L’ouvrage Oser la bienveillance ne donne évidemment pas de recette pour devenir bienveillant. L’auteure, Lytta Basset, décrit de façon très documentée, la généalogie et l’impact de la notion de péché originel. Sa démonstration à travers une fine  analyse, permet de répondre à différentes questions, comme : « Qu’est-ce qui encombre encore notre culture de cet héritage religieux non digéré ? Qu’est-ce qui nous interdit l’accès au pays de la bienveillance ? Qu’est-ce qui empêche l’être humain de développer un regard fondé sur  la certitude que nous sommes bénis dès le départ, et que nous le resterons toujours ? »

Il importe donc pour chacun d’entre nous  de prendre la mesure de la malveillance dont on a soi-même souffert, se dépolluer de ce regard d’autrui posé sur soi, que l’on a fini par intérioriser et laisser son propre regard devenir bienveillant sur soi et les autres

Il nous faut redécouvrir la capacité à nous reconnaître responsables de nos actes et non plus coupables de notre nature humaine. Ainsi, chacun d’entre nous peut oser la bienveillance envers lui-même et envers autrui, et passer ainsi de la culpabilité à la responsabilité.

En effet, aujourd’hui des chercheurs en sciences humaines soulignent  la complexité de l’homme et nous remettent sur la voie du mystère qu’est l’être humain.

Prendre en compte toute la réalité humaine.

Or, nous baignons encore dans une sorte de pensée binaire : victime ou monstre, pas les deux ! La complexité de la réalité nous dérange, elle a quelque chose d’angoissant car elle nous prive d’une certaine maîtrise sur ce qui nous fait mal ou pourrait nous faire mal. La réalité humaine est infiniment plus complexe que nos catégories de pensées. Notre nature s’inscrit dans le Réel dont elle est indissociable. Notre vivre ensemble s’améliore dès que nous renonçons à penser, à dire et même à chercher ce qu’est en définitive telle ou telle personne. Accepter de prendre en compte les multiples facettes de la réalité, alors beaucoup de choses s’éclairent.

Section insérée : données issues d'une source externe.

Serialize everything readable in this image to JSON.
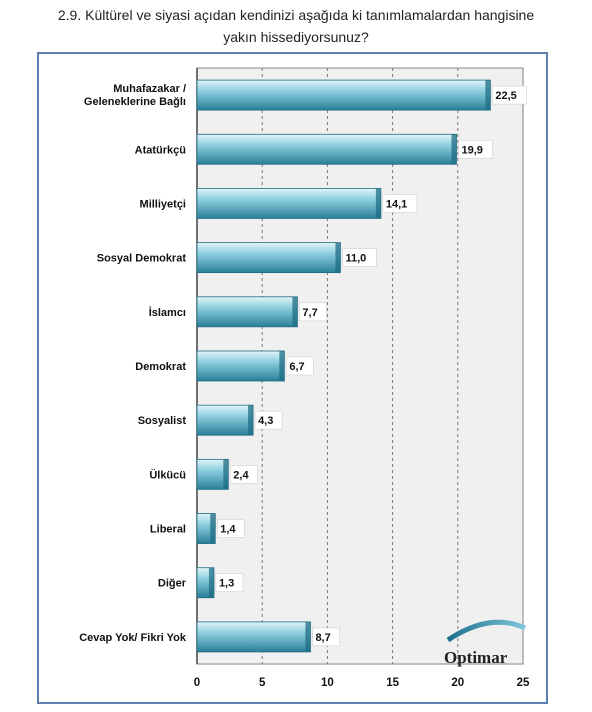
{
  "title_line1": "2.9. Kültürel ve siyasi açıdan kendinizi aşağıda ki tanımlamalardan hangisine",
  "title_line2": "yakın hissediyorsunuz?",
  "logo": "Optimar",
  "colors": {
    "bar_top": "#d6eef5",
    "bar_mid": "#7ec3d6",
    "bar_bottom": "#2f8aa3",
    "frame": "#5a7fb0",
    "plot_bg": "#f0f0f0"
  },
  "chart_data": {
    "type": "bar",
    "orientation": "horizontal",
    "categories": [
      "Muhafazakar  / Geleneklerine Bağlı",
      "Atatürkçü",
      "Milliyetçi",
      "Sosyal Demokrat",
      "İslamcı",
      "Demokrat",
      "Sosyalist",
      "Ülkücü",
      "Liberal",
      "Diğer",
      "Cevap Yok/  Fikri Yok"
    ],
    "values": [
      22.5,
      19.9,
      14.1,
      11.0,
      7.7,
      6.7,
      4.3,
      2.4,
      1.4,
      1.3,
      8.7
    ],
    "value_labels": [
      "22,5",
      "19,9",
      "14,1",
      "11,0",
      "7,7",
      "6,7",
      "4,3",
      "2,4",
      "1,4",
      "1,3",
      "8,7"
    ],
    "xlim": [
      0,
      25
    ],
    "xticks": [
      0,
      5,
      10,
      15,
      20,
      25
    ],
    "grid": "vertical dashed"
  }
}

Lytta Basset est conférencière passionnante et théologienne protestante suisse. Elle a notamment écrit, Guérir du malheur ou la joie imprenable publiés chez et tous ses ouvrages sont vendus à plus de 15 000 à 30 000 exemplaires. Elle a encore augmenté son audience avec  son témoignage sur le suicide de son fils, Ce lien qui ne meurt jamais et avec Aimer sans dévorer. Elle a reçu le Prix des librairies Siloë et celui du syndicat des libraires religieux.